Doch selbst in Zeiten von Kontaktsperre und unterbrochener NBA-Saison sei es möglich, die Community zusammenzuhalten. So wurde zur Netflix-Dokuserie „The Last Dance“ über Michael Jordan eine Netflix Watch Party organisiert, das hauseigene Magazin Five hat eine ganze Ausgabe dem ehemaligen Profi und seinem Verein Chicago Bulls gewidmet und es wurden Editorials mit Sportlern geschossen, die auf die Streetball-Saison warten. Kickz nutzt zur Ansprache der Comunity die gängigen Sozialen Medien, müsse aber bei Tik Tok noch nachlegen, wie das Führungsteam zugibt.
Die Zukunftspläne
In Zukunft wollen sie sich auch in Berlin als Key-City stärker aufstellen und im europäischen Raum expandieren. Allerdings ist das durch die Coronakrise erst mal hintenangestellt. Aktuell ist Deutschland der stärkste Markt, gefolgt von Frankreich, Großbritannien und Italien.

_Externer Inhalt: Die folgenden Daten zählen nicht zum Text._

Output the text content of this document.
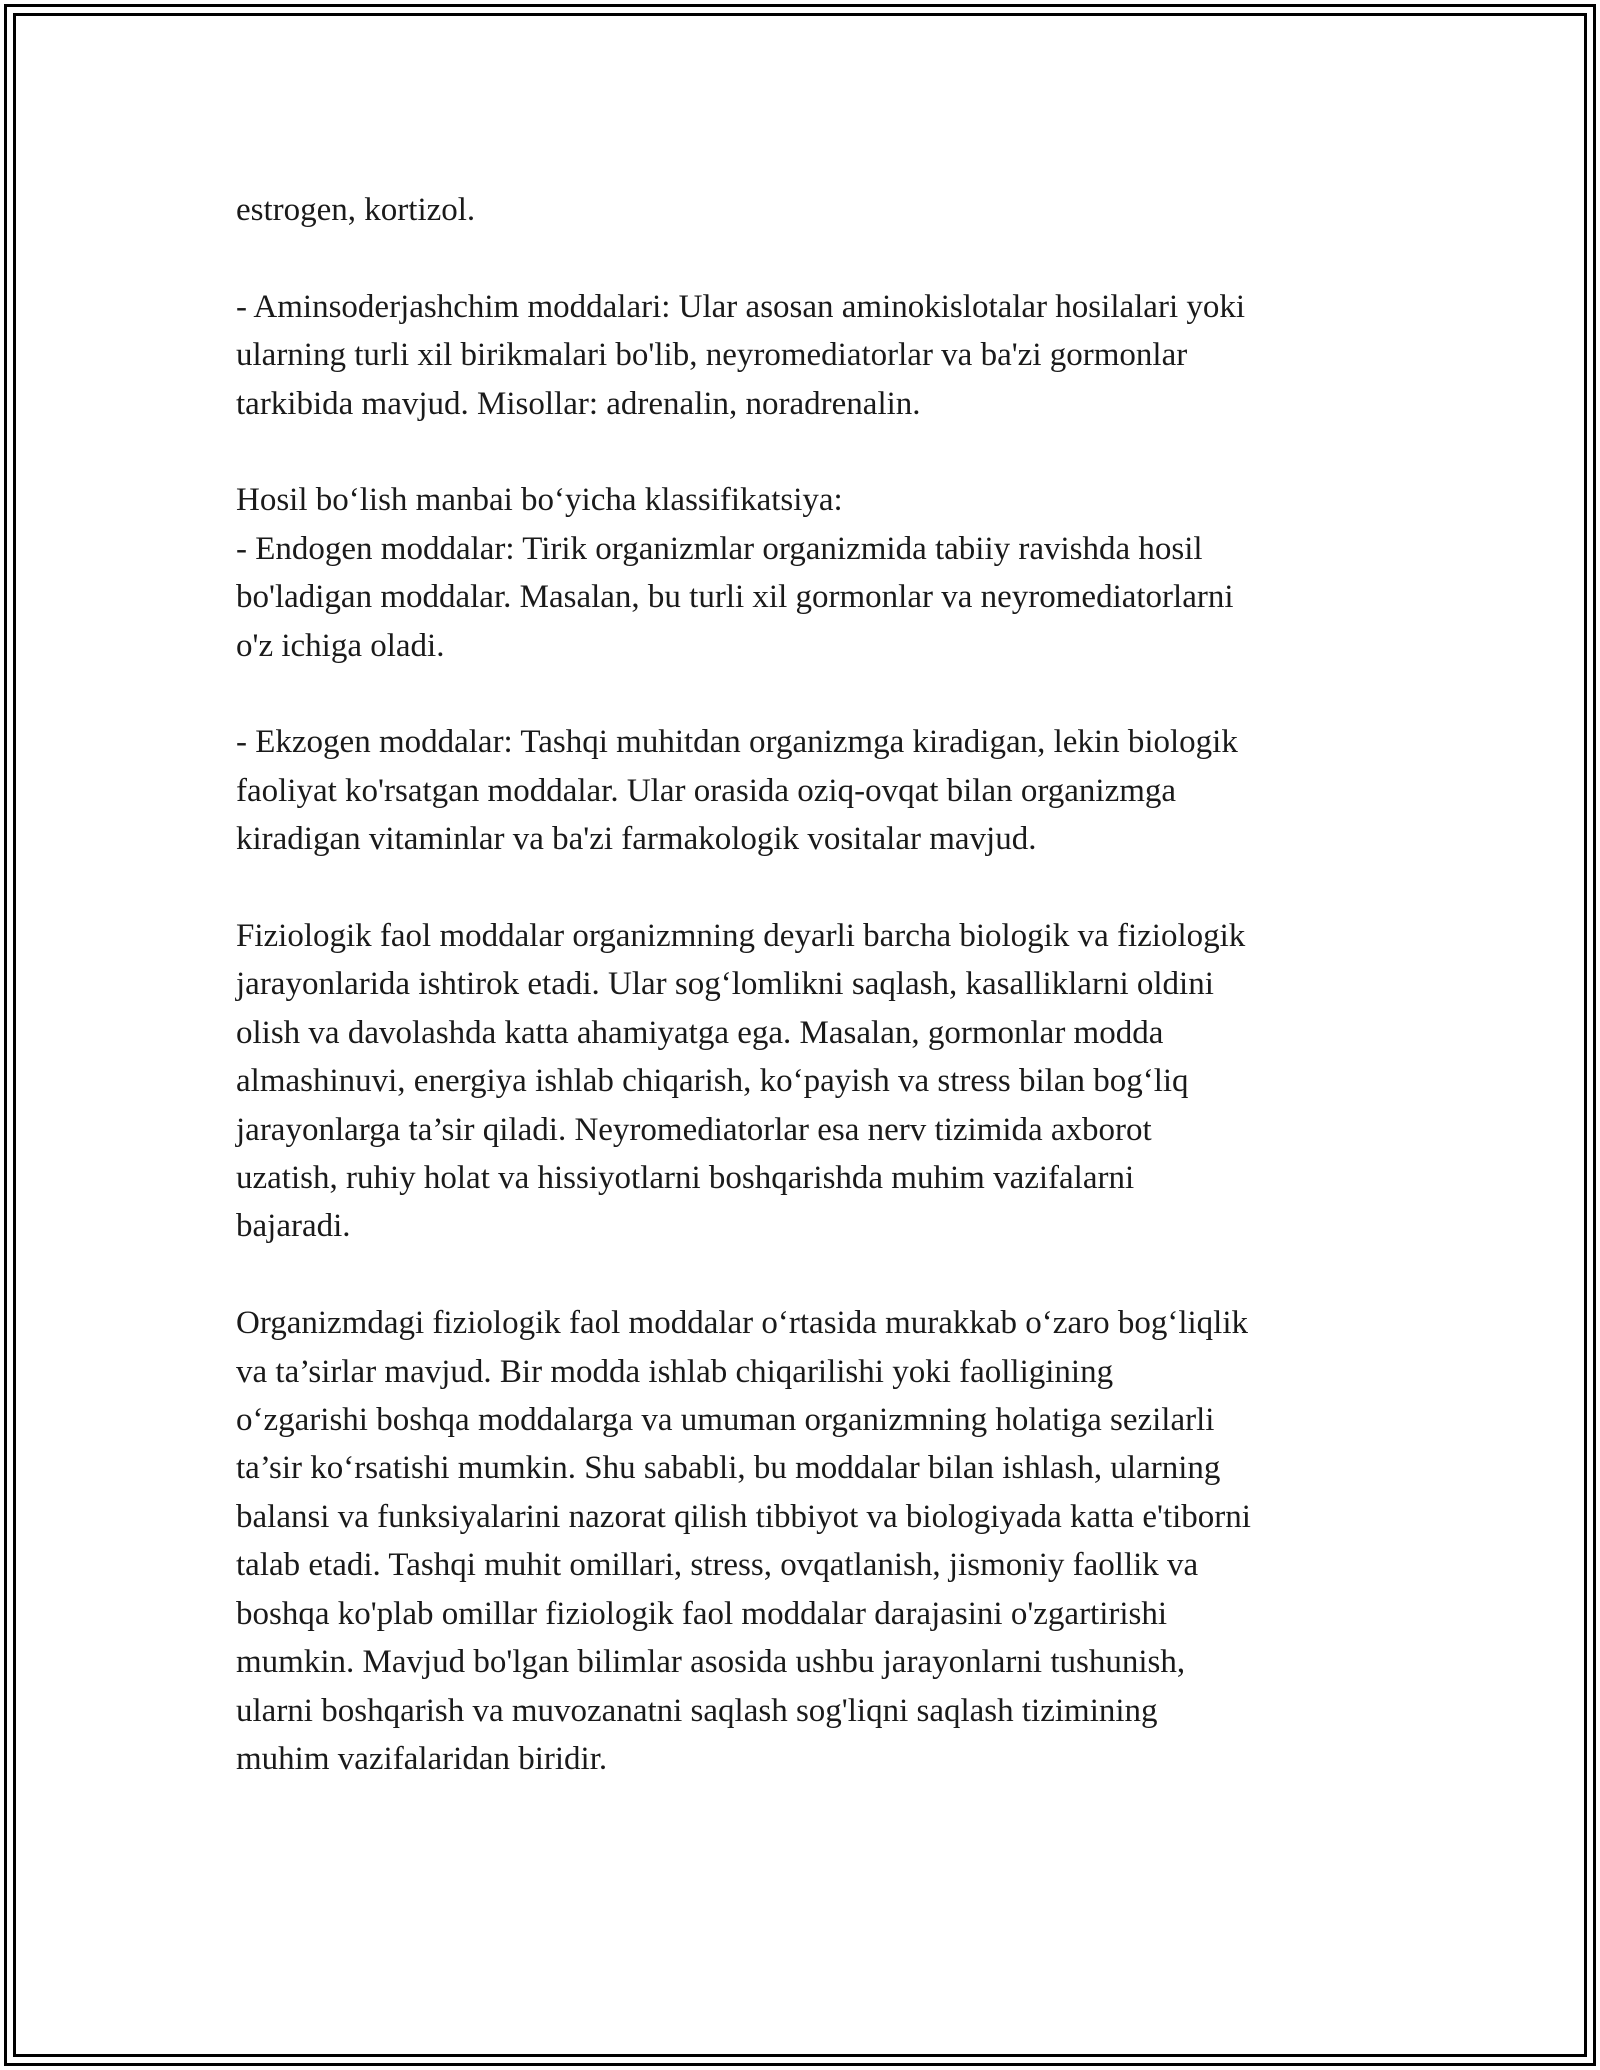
estrogen, kortizol.

- Aminsoderjashchim moddalari: Ular asosan aminokislotalar hosilalari yoki
ularning turli xil birikmalari bo'lib, neyromediatorlar va ba'zi gormonlar
tarkibida mavjud. Misollar: adrenalin, noradrenalin.

Hosil bo‘lish manbai bo‘yicha klassifikatsiya:
- Endogen moddalar: Tirik organizmlar organizmida tabiiy ravishda hosil
bo'ladigan moddalar. Masalan, bu turli xil gormonlar va neyromediatorlarni
o'z ichiga oladi.

- Ekzogen moddalar: Tashqi muhitdan organizmga kiradigan, lekin biologik
faoliyat ko'rsatgan moddalar. Ular orasida oziq-ovqat bilan organizmga
kiradigan vitaminlar va ba'zi farmakologik vositalar mavjud.

Fiziologik faol moddalar organizmning deyarli barcha biologik va fiziologik
jarayonlarida ishtirok etadi. Ular sog‘lomlikni saqlash, kasalliklarni oldini
olish va davolashda katta ahamiyatga ega. Masalan, gormonlar modda
almashinuvi, energiya ishlab chiqarish, ko‘payish va stress bilan bog‘liq
jarayonlarga ta’sir qiladi. Neyromediatorlar esa nerv tizimida axborot
uzatish, ruhiy holat va hissiyotlarni boshqarishda muhim vazifalarni
bajaradi.

Organizmdagi fiziologik faol moddalar o‘rtasida murakkab o‘zaro bog‘liqlik
va ta’sirlar mavjud. Bir modda ishlab chiqarilishi yoki faolligining
o‘zgarishi boshqa moddalarga va umuman organizmning holatiga sezilarli
ta’sir ko‘rsatishi mumkin. Shu sababli, bu moddalar bilan ishlash, ularning
balansi va funksiyalarini nazorat qilish tibbiyot va biologiyada katta e'tiborni
talab etadi. Tashqi muhit omillari, stress, ovqatlanish, jismoniy faollik va
boshqa ko'plab omillar fiziologik faol moddalar darajasini o'zgartirishi
mumkin. Mavjud bo'lgan bilimlar asosida ushbu jarayonlarni tushunish,
ularni boshqarish va muvozanatni saqlash sog'liqni saqlash tizimining
muhim vazifalaridan biridir.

Und wie könnte sich die Covid-19-Pandemie in näherer Zukunft aufs Geschäft auswirken? „Ich denke, die Lieferzyklen werden kurzfristiger und die Vororder spielt eine immer kleinere Rolle“, schätzt Buchholtz. Aber jetzt freuen sich die drei erst mal darauf, mit dem jüngsten Zukauf endlich voll durchstarten zu können.